War of the Satellites – Roger Corman
War of the Satellites. 1958Origine : Etats-Unis
|
Bien que neuf de ses satellites habités aient été détruits par une mystérieuse barrière, et que des extra-terrestres viennent d’envoyer un message signifiant qu’ils n’accepteront pas les humains immatures dans l’espace, le docteur Pol Van Ponder (Richard Devon) refuse d’abandonner. Quoi que puissent en dire certains pisses-froids des Nations Unies. Il en va de sa fierté. Mettant en avant sa propre présence dans le prochain satellite, c’est avec une ferme détermination que Van Ponder s’en va plaider sa cause face à l’auguste assemblée qui le patronne. Et c’est avec désinvolture que les aliens envoient bouler sa voiture dans le fossé, le laissant pour mort. Vraiment ? Non.

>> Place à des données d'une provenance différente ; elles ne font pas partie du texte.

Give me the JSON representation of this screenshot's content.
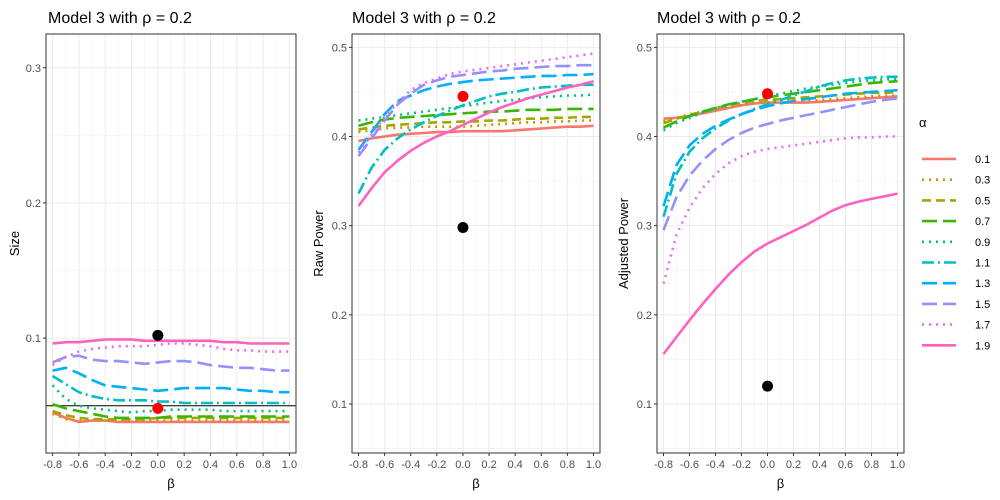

Van Ponder arrive bien au siège de l’ONU. L’effet de surprise est tel que du coup, les Nations Unies lui donne encore une chance, inconscientes du fait que leur scientifique vedette est effectivement mort, et qu’il a été remplacé par un extra-terrestre bien décidé à faire de la prochaine mission un fiasco total. Toutefois, certains des collaborateurs de Van Ponder commencent à avoir des doutes sur leur patron. Parmi eux, Dave Boyer (Dick Miller).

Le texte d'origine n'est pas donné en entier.